Suicidal is one of the leading causes of young death, and most students who died by suicide on university campuses are not clients of student mental health services, highlighting the need for targeted on-campus suicide prevention programs. Three approaches to suicide intervention have been outlined: universal, selected, and indicated. Universal interventions focus on improving general awareness of suicide risk factors and available resources, selected interventions identified groups via by screening programs, health professionals, and peers, while indicated interventions are used for individuals at extremely high risk of suicidal behaviour. The World Health Organization recommends holistic approach involving a combination of all three to increase overall outreach and provide individualized supports (Breet et al., 2021).


Breet et al. used narrative synthesis to analyze and understand the types and outcomes of previously studied suicide prevention strategies. Interventions were classed as universal, selective, or indicated, based on the purpose of the intervention and the target population. Universal programs generally used psychoeducation to increase knowledge about suicide. Selected interventions involved “gatekeeper training”, a program educating students and teachers suicide crises response, and how to refer suicidal individuals to appropriate healthcare. Indicated interventions used psychotherapy approaches to decrease suicidal behaviour, and the most successful used evidence-based practices like cognitive and dialectical behavioural therapies.
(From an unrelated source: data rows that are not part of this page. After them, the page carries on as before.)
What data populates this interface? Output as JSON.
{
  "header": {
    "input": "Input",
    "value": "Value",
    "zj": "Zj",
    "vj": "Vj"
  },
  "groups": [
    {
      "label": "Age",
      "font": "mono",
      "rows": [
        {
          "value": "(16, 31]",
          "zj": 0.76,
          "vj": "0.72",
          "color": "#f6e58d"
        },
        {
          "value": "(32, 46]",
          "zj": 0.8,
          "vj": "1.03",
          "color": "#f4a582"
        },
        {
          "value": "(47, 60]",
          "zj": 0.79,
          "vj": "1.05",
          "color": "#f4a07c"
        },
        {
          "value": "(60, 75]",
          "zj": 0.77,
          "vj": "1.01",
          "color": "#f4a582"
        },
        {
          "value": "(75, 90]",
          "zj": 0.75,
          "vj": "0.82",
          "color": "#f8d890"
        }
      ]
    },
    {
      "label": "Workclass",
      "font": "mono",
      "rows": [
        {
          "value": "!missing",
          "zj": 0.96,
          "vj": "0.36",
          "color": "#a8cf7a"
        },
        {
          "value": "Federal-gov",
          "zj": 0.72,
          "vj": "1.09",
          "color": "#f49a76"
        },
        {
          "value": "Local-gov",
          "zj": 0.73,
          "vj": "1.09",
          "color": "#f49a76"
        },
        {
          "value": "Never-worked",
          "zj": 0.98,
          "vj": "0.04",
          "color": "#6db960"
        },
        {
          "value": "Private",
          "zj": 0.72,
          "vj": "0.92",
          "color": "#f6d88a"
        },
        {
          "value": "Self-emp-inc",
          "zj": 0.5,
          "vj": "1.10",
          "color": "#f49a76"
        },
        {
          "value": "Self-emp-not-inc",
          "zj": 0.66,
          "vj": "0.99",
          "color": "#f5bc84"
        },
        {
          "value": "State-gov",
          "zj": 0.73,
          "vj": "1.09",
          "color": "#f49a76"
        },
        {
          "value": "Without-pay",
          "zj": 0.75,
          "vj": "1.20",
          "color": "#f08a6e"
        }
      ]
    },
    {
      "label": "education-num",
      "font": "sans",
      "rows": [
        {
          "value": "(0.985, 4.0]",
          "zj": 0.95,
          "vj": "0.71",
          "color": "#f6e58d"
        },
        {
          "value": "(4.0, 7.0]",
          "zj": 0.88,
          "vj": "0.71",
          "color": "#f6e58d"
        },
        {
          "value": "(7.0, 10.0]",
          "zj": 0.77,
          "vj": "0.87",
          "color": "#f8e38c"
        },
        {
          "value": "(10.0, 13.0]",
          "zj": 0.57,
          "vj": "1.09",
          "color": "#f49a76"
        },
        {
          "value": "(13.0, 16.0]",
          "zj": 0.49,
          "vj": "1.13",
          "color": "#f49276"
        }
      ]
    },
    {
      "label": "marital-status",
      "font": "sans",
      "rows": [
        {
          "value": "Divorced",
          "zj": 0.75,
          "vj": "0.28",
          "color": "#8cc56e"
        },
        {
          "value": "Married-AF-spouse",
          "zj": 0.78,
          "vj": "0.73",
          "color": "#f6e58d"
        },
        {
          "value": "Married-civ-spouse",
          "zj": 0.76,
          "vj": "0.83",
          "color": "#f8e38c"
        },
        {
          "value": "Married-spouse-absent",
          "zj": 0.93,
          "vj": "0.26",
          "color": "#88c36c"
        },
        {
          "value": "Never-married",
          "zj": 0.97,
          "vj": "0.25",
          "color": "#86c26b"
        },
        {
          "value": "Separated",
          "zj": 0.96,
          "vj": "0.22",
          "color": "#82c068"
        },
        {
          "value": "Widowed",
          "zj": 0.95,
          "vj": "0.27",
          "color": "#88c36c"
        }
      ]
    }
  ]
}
Gatekeeper training was the most used common approach, though results were conflicting as to whether this training improved rates of crisis intervention. A shortcoming of the gatekeeper program is its requirement for an accessible mental health framework. In lower income or rural areas, the “identify and refer” model of gatekeeper training may not be applicable, as there are no more intensive mental health services available. Breet et al. also noted that no studies reported rates completed suicides following intervention, representing a need to re-examine the long term outcomes of all interventions.